Take the listed price of any published product, multiply it times .3, that is what the average distributor pays for it.

40% of cover price, or 60% off.

Take the listed price of any published product, multiply times .1, that is what it cost the publisher to produce the product.

Ideally...

If you go through a fulfillment house (as I do) you're also paying a percentage of your net for that, as well as shipping on top of that.

Returns and rising shipping costs are my demons.


Wulf
 

The lack of advertising I find paticularly galling. Yeah, I know its expensive. But it can pay off. Why do people assume that even though ads sell cars, computer games, and dishwashing soap it won't sell roleplaying games. A couple of good ads that show what a good time an RPG can be could create tons of new gamers. Heck, *I* was made into a gamer by an ad. A one page comic in a comic book, I still remember it. A band of adventurers trying to get into an evil wizard's tower, and at the end they said that YOU had to figure out what happens next! That sounded like the coolest thing on earth to a brainy 12 year old. I bugged my mom until she took me to the next town over, where I spent some birthday money on a new PHB and Greyhawk Adventures. Then I tried to run a game with a friend. It was weak, had no idea what I was doing, and it was the most fun either of us ever had. It wasn't too long before we met a couple of brothers that played too, and our group was born.
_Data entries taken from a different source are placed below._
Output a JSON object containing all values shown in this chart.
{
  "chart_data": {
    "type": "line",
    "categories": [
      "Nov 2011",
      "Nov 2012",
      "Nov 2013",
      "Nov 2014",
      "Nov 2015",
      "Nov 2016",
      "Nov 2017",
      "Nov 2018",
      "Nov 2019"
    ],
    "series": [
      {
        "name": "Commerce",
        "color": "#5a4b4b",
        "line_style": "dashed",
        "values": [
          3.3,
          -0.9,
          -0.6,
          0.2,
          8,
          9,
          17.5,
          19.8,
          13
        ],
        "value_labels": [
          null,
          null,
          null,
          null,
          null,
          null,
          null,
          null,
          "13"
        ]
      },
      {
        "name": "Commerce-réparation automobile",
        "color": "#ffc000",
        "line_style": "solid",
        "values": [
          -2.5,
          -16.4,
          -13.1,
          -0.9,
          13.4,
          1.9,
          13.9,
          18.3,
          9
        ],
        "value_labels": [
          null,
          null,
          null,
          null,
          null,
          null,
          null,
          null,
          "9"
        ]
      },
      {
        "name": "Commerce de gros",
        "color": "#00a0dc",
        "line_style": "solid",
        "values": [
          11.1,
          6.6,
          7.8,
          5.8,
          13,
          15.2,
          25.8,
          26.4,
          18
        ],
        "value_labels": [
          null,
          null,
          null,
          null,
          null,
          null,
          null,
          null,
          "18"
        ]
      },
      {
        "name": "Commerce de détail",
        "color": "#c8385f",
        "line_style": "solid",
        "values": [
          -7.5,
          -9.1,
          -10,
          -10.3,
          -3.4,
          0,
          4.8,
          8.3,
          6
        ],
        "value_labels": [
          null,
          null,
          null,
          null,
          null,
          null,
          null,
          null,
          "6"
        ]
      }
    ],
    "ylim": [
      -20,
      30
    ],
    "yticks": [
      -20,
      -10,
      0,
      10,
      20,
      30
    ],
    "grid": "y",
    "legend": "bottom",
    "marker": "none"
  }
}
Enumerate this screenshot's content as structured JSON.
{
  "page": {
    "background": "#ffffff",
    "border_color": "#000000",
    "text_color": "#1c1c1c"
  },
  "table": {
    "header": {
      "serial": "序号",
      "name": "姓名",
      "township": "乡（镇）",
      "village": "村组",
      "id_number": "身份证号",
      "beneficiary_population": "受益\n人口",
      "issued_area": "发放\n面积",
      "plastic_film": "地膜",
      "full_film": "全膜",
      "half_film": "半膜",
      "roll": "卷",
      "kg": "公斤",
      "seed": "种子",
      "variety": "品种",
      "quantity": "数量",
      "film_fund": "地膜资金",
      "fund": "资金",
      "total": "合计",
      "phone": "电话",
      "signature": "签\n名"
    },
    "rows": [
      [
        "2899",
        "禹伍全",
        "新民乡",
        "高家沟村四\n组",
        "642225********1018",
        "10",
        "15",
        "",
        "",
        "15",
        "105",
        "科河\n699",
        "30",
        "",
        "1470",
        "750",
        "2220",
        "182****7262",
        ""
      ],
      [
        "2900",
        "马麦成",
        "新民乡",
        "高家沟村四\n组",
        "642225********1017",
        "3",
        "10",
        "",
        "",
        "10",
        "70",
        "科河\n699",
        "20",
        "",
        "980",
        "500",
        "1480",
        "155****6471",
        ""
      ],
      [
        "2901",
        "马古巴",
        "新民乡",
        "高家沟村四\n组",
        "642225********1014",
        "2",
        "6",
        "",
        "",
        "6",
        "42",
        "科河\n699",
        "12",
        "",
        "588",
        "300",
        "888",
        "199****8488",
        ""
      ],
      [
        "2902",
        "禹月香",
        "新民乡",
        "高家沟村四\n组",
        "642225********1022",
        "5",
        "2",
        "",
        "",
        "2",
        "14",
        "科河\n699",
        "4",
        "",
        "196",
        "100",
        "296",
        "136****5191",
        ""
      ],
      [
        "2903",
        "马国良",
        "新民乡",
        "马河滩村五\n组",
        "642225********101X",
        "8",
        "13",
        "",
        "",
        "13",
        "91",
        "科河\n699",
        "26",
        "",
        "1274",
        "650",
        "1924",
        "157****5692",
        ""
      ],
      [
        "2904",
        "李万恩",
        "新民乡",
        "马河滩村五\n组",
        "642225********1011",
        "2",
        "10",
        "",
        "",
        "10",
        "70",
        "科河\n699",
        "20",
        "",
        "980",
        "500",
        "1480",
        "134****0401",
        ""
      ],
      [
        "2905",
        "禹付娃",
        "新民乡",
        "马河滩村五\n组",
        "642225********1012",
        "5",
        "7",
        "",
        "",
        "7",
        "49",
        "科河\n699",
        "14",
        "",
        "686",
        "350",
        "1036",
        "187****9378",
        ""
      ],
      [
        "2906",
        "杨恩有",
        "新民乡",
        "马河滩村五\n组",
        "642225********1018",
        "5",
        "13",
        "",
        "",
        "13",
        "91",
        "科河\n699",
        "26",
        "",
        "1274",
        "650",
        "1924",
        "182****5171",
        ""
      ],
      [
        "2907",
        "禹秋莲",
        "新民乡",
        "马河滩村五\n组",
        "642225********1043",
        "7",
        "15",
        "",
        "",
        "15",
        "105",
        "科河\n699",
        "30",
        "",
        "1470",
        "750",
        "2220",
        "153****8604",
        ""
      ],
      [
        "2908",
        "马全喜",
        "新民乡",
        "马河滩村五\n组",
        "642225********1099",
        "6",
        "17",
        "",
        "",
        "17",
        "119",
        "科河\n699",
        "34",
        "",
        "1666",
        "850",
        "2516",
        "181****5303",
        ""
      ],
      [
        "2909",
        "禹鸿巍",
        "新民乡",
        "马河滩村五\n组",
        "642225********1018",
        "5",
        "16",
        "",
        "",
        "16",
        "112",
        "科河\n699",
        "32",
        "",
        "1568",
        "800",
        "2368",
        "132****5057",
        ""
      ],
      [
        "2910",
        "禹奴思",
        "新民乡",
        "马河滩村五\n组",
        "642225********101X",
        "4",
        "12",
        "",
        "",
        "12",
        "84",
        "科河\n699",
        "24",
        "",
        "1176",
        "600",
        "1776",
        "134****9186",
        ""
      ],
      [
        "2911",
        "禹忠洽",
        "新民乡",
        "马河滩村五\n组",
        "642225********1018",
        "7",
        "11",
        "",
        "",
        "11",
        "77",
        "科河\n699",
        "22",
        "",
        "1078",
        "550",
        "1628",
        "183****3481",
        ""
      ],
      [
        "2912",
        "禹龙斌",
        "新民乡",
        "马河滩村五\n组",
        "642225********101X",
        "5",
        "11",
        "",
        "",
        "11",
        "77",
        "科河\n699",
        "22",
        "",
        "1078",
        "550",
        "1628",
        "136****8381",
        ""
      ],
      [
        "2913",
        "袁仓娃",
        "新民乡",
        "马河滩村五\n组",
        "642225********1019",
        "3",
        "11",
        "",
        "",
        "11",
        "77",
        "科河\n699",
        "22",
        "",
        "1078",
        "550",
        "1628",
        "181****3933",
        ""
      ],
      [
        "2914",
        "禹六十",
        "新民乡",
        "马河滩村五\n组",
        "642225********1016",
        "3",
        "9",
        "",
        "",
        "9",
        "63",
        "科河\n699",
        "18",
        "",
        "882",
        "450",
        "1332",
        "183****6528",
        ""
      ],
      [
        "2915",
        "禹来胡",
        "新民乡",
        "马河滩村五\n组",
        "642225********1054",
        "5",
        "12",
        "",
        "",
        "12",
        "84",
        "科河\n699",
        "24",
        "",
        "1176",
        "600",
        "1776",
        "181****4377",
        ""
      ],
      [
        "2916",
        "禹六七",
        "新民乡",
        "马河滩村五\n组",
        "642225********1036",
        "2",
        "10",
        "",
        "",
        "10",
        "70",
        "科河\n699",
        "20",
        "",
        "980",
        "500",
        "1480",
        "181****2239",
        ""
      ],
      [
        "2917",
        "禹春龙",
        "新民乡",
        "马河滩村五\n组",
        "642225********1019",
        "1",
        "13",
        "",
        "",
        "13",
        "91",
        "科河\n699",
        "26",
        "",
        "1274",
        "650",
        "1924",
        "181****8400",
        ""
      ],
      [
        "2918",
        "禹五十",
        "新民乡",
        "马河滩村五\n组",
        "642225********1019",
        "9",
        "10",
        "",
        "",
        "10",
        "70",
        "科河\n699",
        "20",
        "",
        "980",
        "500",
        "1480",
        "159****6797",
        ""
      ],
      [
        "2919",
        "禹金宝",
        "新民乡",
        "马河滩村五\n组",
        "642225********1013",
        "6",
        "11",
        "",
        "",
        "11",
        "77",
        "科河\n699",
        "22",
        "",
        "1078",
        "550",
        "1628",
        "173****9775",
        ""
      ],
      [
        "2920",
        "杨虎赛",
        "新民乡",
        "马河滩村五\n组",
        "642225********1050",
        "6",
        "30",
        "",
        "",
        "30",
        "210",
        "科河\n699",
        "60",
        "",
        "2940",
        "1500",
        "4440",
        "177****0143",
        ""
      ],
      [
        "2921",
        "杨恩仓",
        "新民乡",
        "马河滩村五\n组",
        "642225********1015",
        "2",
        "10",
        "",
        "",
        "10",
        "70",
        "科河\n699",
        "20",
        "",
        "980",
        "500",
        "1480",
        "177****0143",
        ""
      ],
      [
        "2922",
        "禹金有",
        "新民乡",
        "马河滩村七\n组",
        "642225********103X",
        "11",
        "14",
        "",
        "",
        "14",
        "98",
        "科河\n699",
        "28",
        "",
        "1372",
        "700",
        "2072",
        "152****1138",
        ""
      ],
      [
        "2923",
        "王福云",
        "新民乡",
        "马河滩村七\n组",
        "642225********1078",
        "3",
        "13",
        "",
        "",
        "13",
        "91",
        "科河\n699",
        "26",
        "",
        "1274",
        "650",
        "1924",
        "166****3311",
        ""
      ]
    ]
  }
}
I turn 30 next month, and I still game with these guys on a regular basis. We've collectively put thousands into the gaming industry, paticularly D&D. Mostly me, as I have always been the one to branch into new settings, new games, and compulsively buying tons of suppliments. All from that one ad. They don't need to convert a huge number, because gamers make other gamers.

Looking back, I can see even then that the system was horribly put together for someone just picking it up and learning it. There was no real indication of what I needed to run. The PHB said it had all you needed to play, but I didn't even understand the concept of running the game. As I recall it was some time later before I actually got dice - this was at a mall bookstore, no FLGS in that area.
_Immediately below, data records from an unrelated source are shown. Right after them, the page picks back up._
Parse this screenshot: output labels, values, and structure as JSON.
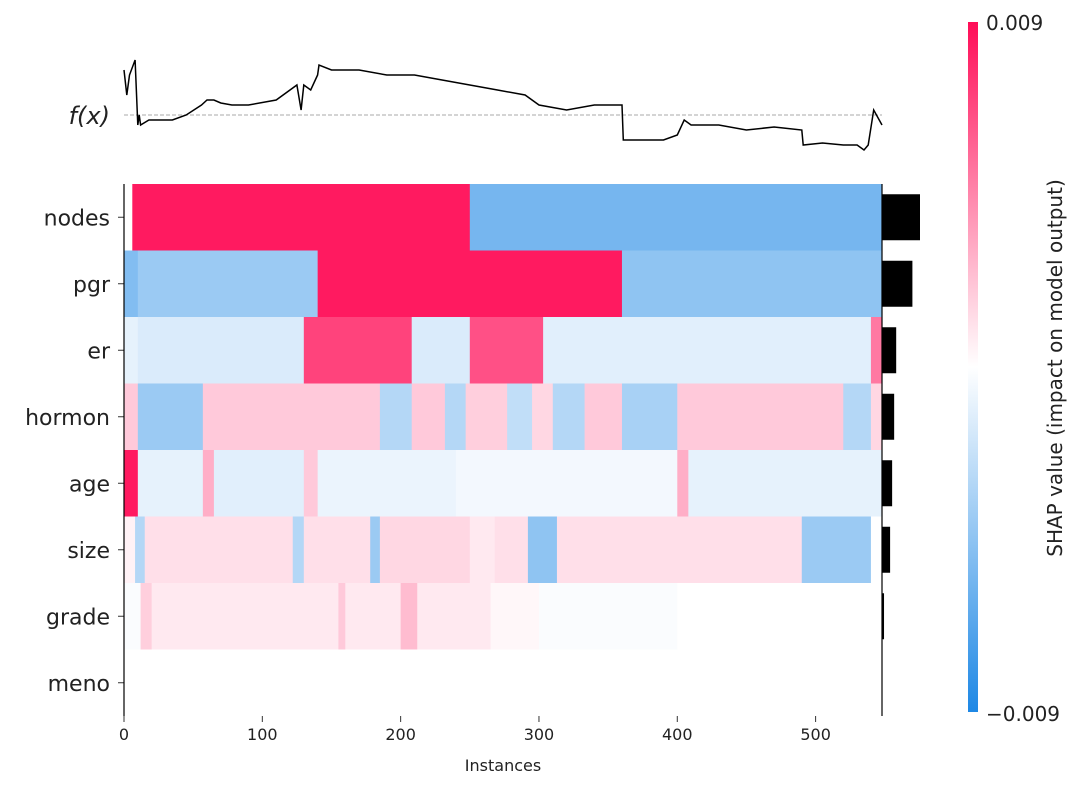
{
  "chart_data": {
    "type": "heatmap",
    "title": "",
    "xlabel": "Instances",
    "xlim": [
      0,
      548
    ],
    "xticks": [
      "0",
      "100",
      "200",
      "300",
      "400",
      "500"
    ],
    "xtick_values": [
      0,
      100,
      200,
      300,
      400,
      500
    ],
    "fx_label": "f(x)",
    "fx_line": {
      "x": [
        0,
        2,
        4,
        8,
        10,
        11,
        12,
        18,
        25,
        35,
        45,
        56,
        60,
        65,
        70,
        78,
        90,
        110,
        125,
        128,
        130,
        135,
        140,
        141,
        150,
        170,
        190,
        210,
        230,
        250,
        270,
        290,
        300,
        320,
        340,
        360,
        361,
        370,
        390,
        400,
        405,
        410,
        430,
        450,
        470,
        490,
        491,
        505,
        520,
        530,
        535,
        538,
        542,
        548
      ],
      "y": [
        0.45,
        0.2,
        0.4,
        0.55,
        -0.1,
        0.0,
        -0.1,
        -0.05,
        -0.05,
        -0.05,
        0.0,
        0.1,
        0.15,
        0.15,
        0.12,
        0.1,
        0.1,
        0.15,
        0.3,
        0.05,
        0.3,
        0.25,
        0.4,
        0.5,
        0.45,
        0.45,
        0.4,
        0.4,
        0.35,
        0.3,
        0.25,
        0.2,
        0.1,
        0.05,
        0.1,
        0.1,
        -0.25,
        -0.25,
        -0.25,
        -0.2,
        -0.05,
        -0.1,
        -0.1,
        -0.15,
        -0.12,
        -0.15,
        -0.3,
        -0.28,
        -0.3,
        -0.3,
        -0.35,
        -0.3,
        0.05,
        -0.1
      ],
      "baseline": 0.0,
      "ylim": [
        -0.4,
        0.6
      ]
    },
    "features": [
      "nodes",
      "pgr",
      "er",
      "hormon",
      "age",
      "size",
      "grade",
      "meno"
    ],
    "heatmap_segments": {
      "nodes": [
        [
          0,
          6,
          0.0
        ],
        [
          6,
          250,
          0.0085
        ],
        [
          250,
          548,
          -0.0055
        ]
      ],
      "pgr": [
        [
          0,
          10,
          -0.005
        ],
        [
          10,
          140,
          -0.004
        ],
        [
          140,
          360,
          0.0085
        ],
        [
          360,
          548,
          -0.0045
        ]
      ],
      "er": [
        [
          0,
          10,
          -0.001
        ],
        [
          10,
          130,
          -0.0015
        ],
        [
          130,
          208,
          0.007
        ],
        [
          208,
          250,
          -0.0015
        ],
        [
          250,
          303,
          0.0065
        ],
        [
          303,
          540,
          -0.0012
        ],
        [
          540,
          548,
          0.005
        ]
      ],
      "hormon": [
        [
          0,
          10,
          0.002
        ],
        [
          10,
          57,
          -0.004
        ],
        [
          57,
          185,
          0.002
        ],
        [
          185,
          208,
          -0.003
        ],
        [
          208,
          232,
          0.002
        ],
        [
          232,
          247,
          -0.003
        ],
        [
          247,
          277,
          0.0018
        ],
        [
          277,
          295,
          -0.0025
        ],
        [
          295,
          310,
          0.0015
        ],
        [
          310,
          333,
          -0.003
        ],
        [
          333,
          360,
          0.002
        ],
        [
          360,
          400,
          -0.0035
        ],
        [
          400,
          520,
          0.002
        ],
        [
          520,
          540,
          -0.003
        ],
        [
          540,
          548,
          0.0015
        ]
      ],
      "age": [
        [
          0,
          10,
          0.0085
        ],
        [
          10,
          57,
          -0.001
        ],
        [
          57,
          65,
          0.003
        ],
        [
          65,
          130,
          -0.0012
        ],
        [
          130,
          140,
          0.002
        ],
        [
          140,
          240,
          -0.0008
        ],
        [
          240,
          400,
          -0.0005
        ],
        [
          400,
          408,
          0.003
        ],
        [
          408,
          548,
          -0.001
        ]
      ],
      "size": [
        [
          0,
          8,
          0.0005
        ],
        [
          8,
          15,
          -0.003
        ],
        [
          15,
          122,
          0.0012
        ],
        [
          122,
          130,
          -0.003
        ],
        [
          130,
          178,
          0.0012
        ],
        [
          178,
          185,
          -0.004
        ],
        [
          185,
          250,
          0.0015
        ],
        [
          250,
          268,
          0.0008
        ],
        [
          268,
          292,
          0.0012
        ],
        [
          292,
          313,
          -0.0045
        ],
        [
          313,
          490,
          0.0012
        ],
        [
          490,
          540,
          -0.004
        ],
        [
          540,
          548,
          0.0
        ]
      ],
      "grade": [
        [
          0,
          12,
          -0.0002
        ],
        [
          12,
          20,
          0.0018
        ],
        [
          20,
          155,
          0.0008
        ],
        [
          155,
          160,
          0.002
        ],
        [
          160,
          200,
          0.0008
        ],
        [
          200,
          212,
          0.0025
        ],
        [
          212,
          265,
          0.0008
        ],
        [
          265,
          300,
          0.0003
        ],
        [
          300,
          400,
          -0.0002
        ],
        [
          400,
          548,
          0.0
        ]
      ],
      "meno": [
        [
          0,
          548,
          0.0
        ]
      ]
    },
    "mean_abs_shap": {
      "nodes": 0.0075,
      "pgr": 0.006,
      "er": 0.0028,
      "hormon": 0.0024,
      "age": 0.002,
      "size": 0.0016,
      "grade": 0.0004,
      "meno": 0.0
    },
    "colorbar": {
      "label": "SHAP value (impact on model output)",
      "max_label": "0.009",
      "min_label": "−0.009",
      "vmin": -0.009,
      "vmax": 0.009,
      "colors": {
        "high": "#ff0d57",
        "mid": "#ffffff",
        "low": "#1e88e5"
      }
    }
  }
}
I paticularly think that rural areas are a huge untapped potential area for new gamers. I grew up in such an area, and there is simply nothing to do. DUring the summer we gamed every day. What else were we going to do? You're fifteen, you have no car, no job, and there's nothing to go and do - not even an arcade or anything. Gaming filled that void.
 

barsoomcore said:
That's frickin' brilliant.

I think the single biggest barrier to new players joining the game is the complexity of character generation. If D&D was sold as a game where you take on one of, say, forty pre-defined characters, but then also gave you the tools to develop or tweak characters on your own, I think it would be a lot less intimidating to non-players.

But the first half of the PHB (at least the Abilities, Classes, Skills, Feats and Equipment sections) all looks like stuff you need to know before you start play, which is nonsense.

My evidence is anecdotal, but I have introduced maybe twenty or so people to gaming in just the last few years. All of them have loved the game and asked for repeat sessions. None of them had to do any chargen at all -- I created their characters for them, sometimes based on a quick discussion of what they'd like, but more often just by arbitrarily assigning characters to players. A couple have since transitioned to actually wanting to learn the rules and develop their characters themselves, but the vast majority are more than happy to just play characters without worrying about HOW anything happens.

Is what I've found.

This is very true. Most of the people I play with IRL do not give a lick about character creation. Which suits me just fine (although thier ideas can get a little silly).